Almodis negó con la cabeza.

—Mi escolta peleará hasta la muerte.

—Ahí es donde luciréis vuestras dotes de comediante. Se os sacará violentamente del coche y se os pondrá un cuchillo en el pecho. Si vuestra escolta es inteligente no se moverá creyendo que su señora está en peligro de muerte. Después se desenganchará el tiro de caballos y se les ahuyentará con un par de antorchas. Entonces el grupo partirá con vos, Delfín y las damas que designéis, cuyo número deberéis decirme antes de mi partida.

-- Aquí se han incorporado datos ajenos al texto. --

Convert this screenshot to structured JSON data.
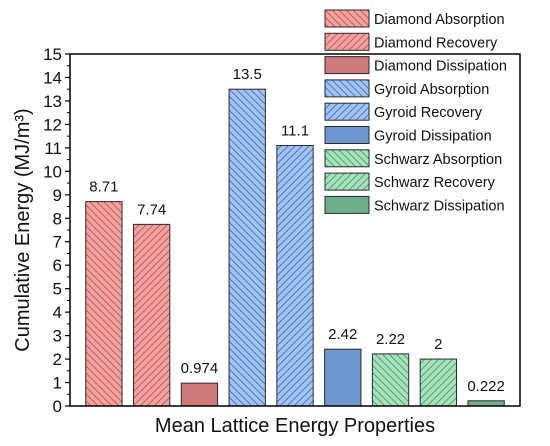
{
  "chart_data": {
    "type": "bar",
    "xlabel": "Mean Lattice Energy Properties",
    "ylabel": "Cumulative Energy (MJ/m³)",
    "ylim": [
      0,
      15
    ],
    "yticks": [
      0,
      1,
      2,
      3,
      4,
      5,
      6,
      7,
      8,
      9,
      10,
      11,
      12,
      13,
      14,
      15
    ],
    "legend_position": "top-right",
    "grid": false,
    "series": [
      {
        "name": "Diamond Absorption",
        "value": 8.71,
        "label": "8.71",
        "color": "#f4a3a3",
        "edge": "#c14c4c",
        "pattern": "back-diagonal"
      },
      {
        "name": "Diamond Recovery",
        "value": 7.74,
        "label": "7.74",
        "color": "#f4a3a3",
        "edge": "#c14c4c",
        "pattern": "forward-diagonal"
      },
      {
        "name": "Diamond Dissipation",
        "value": 0.974,
        "label": "0.974",
        "color": "#cf7a7a",
        "edge": "#8a3f3f",
        "pattern": "solid"
      },
      {
        "name": "Gyroid Absorption",
        "value": 13.5,
        "label": "13.5",
        "color": "#a4c2f4",
        "edge": "#3a6bc2",
        "pattern": "back-diagonal"
      },
      {
        "name": "Gyroid Recovery",
        "value": 11.1,
        "label": "11.1",
        "color": "#a4c2f4",
        "edge": "#3a6bc2",
        "pattern": "forward-diagonal"
      },
      {
        "name": "Gyroid Dissipation",
        "value": 2.42,
        "label": "2.42",
        "color": "#6f97cf",
        "edge": "#3a5d8f",
        "pattern": "solid"
      },
      {
        "name": "Schwarz Absorption",
        "value": 2.22,
        "label": "2.22",
        "color": "#a8e2bd",
        "edge": "#3f9a64",
        "pattern": "back-diagonal"
      },
      {
        "name": "Schwarz Recovery",
        "value": 2,
        "label": "2",
        "color": "#a8e2bd",
        "edge": "#3f9a64",
        "pattern": "forward-diagonal"
      },
      {
        "name": "Schwarz Dissipation",
        "value": 0.222,
        "label": "0.222",
        "color": "#6fae8b",
        "edge": "#3e7a58",
        "pattern": "solid"
      }
    ]
  }
}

A vuestra escolta se le hará creer que se trata de una partida de bandoleros de los muchos que frecuentan aquellos parajes en busca de un buen rescate. Y en cuanto vuestro esposo reciba la nueva no moverá pieza alguna, aguardando que se le haga llegar el precio de dicho rescate. Intentar enviar hombres tras nuestras huellas será tarea imposible: el suelo es rocoso y la zona está llena de cuevas y escondrijos. Todo ello nos dará el tiempo suficiente para llevar a cabo la segunda parte del plan.

—¿Cuál es esa segunda parte, mi señor?

—No estoy autorizado para revelárosla, pero tened confianza, pues lo más dificultoso ya estará hecho.

—¿Y si la escolta lucha?

—Los caballeros que envía mi señor son lo más granado del condado. Vuestros soldados, entregados desde hace tiempo a la inactividad, entre la guardia de vuestro castillo y las cacerías, no serán enemigo de consideración para el aguerrido grupo que envía mi señor, acostumbrado a pelear en las fronteras del condado, ya contra el moro de Lérida ya contra el de Tortosa. Tened confianza, señora: todo está previsto.